You are viewing a plain text version of this content. The canonical link for it is here.
Posted to hdfs-user@hadoop.apache.org by Jason Rutherglen <ja...@gmail.com> on 2011/03/02 01:24:47 UTC

Is DFSInputStream.read(long position,...) designed for multi threaded access?

It's unsynchronized however it's creating a new BlockReader on each
call, that seems like a problem?

Re: Is DFSInputStream.read(long position,...) designed for multi threaded access?

Posted by Todd Lipcon <to...@cloudera.com>.
On Wed, Mar 2, 2011 at 2:38 PM, Andrew Purtell <ap...@apache.org> wrote:
> I looked at HADOOP-6311 recently when deciding if I wanted to port the full FD-passing bits of HDFS-347 onto CDH3B3. I see Owen changed his -1 to -0, but that's not really comforting. How likely is this to go in? Would this go in to CDH if I posted a patch for HADOOP-6311 and HDFS-347?

Regarding trunk, that's for the general community to decide. I think
the increased interest in HBase across the community might have
changed people's minds - lots of people are now agreeing that 347 is a
great help for HBase. The fd-passing approach is so far the only one
I've seen proposed that addresses security.

Regarding CDH, this probably isn't the best place for discussing that :)

>
> My aim here is a fast local read path that respects security, obviously, something that I won't be supporting myself in production against an increasingly diverging upstream.

Agreed completely.

-Todd

>
> --- On Wed, 3/2/11, Todd Lipcon <to...@cloudera.com> wrote:
>
>> From: Todd Lipcon <to...@cloudera.com>
>> Subject: Re: Is DFSInputStream.read(long position,...) designed for multi threaded access?
>> To: "Jason Rutherglen" <ja...@gmail.com>
>> Cc: hdfs-user@hadoop.apache.org
>> Date: Wednesday, March 2, 2011, 2:10 PM
>> On Wed, Mar 2, 2011 at 8:17 AM, Jason
>> Rutherglen
>> <ja...@gmail.com>
>> wrote:
>> > Todd,
>> >
>> > Thanks for the reply.  I looked at HDFS-941 which seems to remove the
>> > redundant creation of BlockReaders.  That and HDFS-347 will solve some
>> > of the issues, however I think there's also the sendmsg() of the file
>> > descriptor that also needs to be implemented?
>>
>> Yes, see HADOOP-6311. I have an up-to-date patch on this but have not
>> yet gotten to posting it since we need 347 to be redone on trunk as
>> well.
>>
>> -Todd
>
>
>
>
>



-- 
Todd Lipcon
Software Engineer, Cloudera

Re: Is DFSInputStream.read(long position,...) designed for multi threaded access?

Posted by Jason Rutherglen <ja...@gmail.com>.
I wonder how much of the Android code would be used?  Eg, are we
passing data over domain sockets or are we only planning on using
sendmsg()?

On Wed, Mar 2, 2011 at 2:38 PM, Andrew Purtell <ap...@apache.org> wrote:
> I looked at HADOOP-6311 recently when deciding if I wanted to port the full FD-passing bits of HDFS-347 onto CDH3B3. I see Owen changed his -1 to -0, but that's not really comforting.

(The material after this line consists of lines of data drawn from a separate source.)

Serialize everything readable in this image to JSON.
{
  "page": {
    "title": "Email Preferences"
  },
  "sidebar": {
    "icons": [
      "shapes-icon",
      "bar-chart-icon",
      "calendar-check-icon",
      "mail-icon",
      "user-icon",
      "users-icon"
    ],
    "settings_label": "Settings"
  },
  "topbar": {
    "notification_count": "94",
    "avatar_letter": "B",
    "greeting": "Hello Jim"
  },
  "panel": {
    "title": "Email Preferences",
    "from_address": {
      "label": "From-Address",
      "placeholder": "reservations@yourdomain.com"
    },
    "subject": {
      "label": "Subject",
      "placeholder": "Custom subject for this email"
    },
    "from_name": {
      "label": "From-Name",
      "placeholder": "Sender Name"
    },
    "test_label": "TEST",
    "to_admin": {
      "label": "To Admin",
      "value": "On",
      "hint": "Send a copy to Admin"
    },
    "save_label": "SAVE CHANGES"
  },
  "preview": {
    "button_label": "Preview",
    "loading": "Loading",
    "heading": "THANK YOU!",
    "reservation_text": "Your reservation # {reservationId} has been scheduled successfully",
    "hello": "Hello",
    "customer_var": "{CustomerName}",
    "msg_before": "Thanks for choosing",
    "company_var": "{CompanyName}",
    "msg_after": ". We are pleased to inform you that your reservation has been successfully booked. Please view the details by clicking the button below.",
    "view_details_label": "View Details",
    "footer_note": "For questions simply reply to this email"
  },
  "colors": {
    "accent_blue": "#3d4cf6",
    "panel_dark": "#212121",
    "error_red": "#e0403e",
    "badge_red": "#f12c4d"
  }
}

How likely is this to go in? Would this go in to CDH if I posted a patch for HADOOP-6311 and HDFS-347?
>
> My aim here is a fast local read path that respects security, obviously, something that I won't be supporting myself in production against an increasingly diverging upstream.
>
>    - Andy
>
>
> --- On Wed, 3/2/11, Todd Lipcon <to...@cloudera.com> wrote:
>
>> From: Todd Lipcon <to...@cloudera.com>
>> Subject: Re: Is DFSInputStream.read(long position,...) designed for multi threaded access?
>> To: "Jason Rutherglen" <ja...@gmail.com>
>> Cc: hdfs-user@hadoop.apache.org
>> Date: Wednesday, March 2, 2011, 2:10 PM
>> On Wed, Mar 2, 2011 at 8:17 AM, Jason
>> Rutherglen
>> <ja...@gmail.com>
>> wrote:
>> > Todd,
>> >
>> > Thanks for the reply.  I looked at HDFS-941 which seems to remove the
>> > redundant creation of BlockReaders.  That and HDFS-347 will solve some
>> > of the issues, however I think there's also the sendmsg() of the file
>> > descriptor that also needs to be implemented?
>>
>> Yes, see HADOOP-6311. I have an up-to-date patch on this but have not
>> yet gotten to posting it since we need 347 to be redone on trunk as
>> well.
>>
>> -Todd
>
>
>
>
>

Re: Is DFSInputStream.read(long position,...) designed for multi threaded access?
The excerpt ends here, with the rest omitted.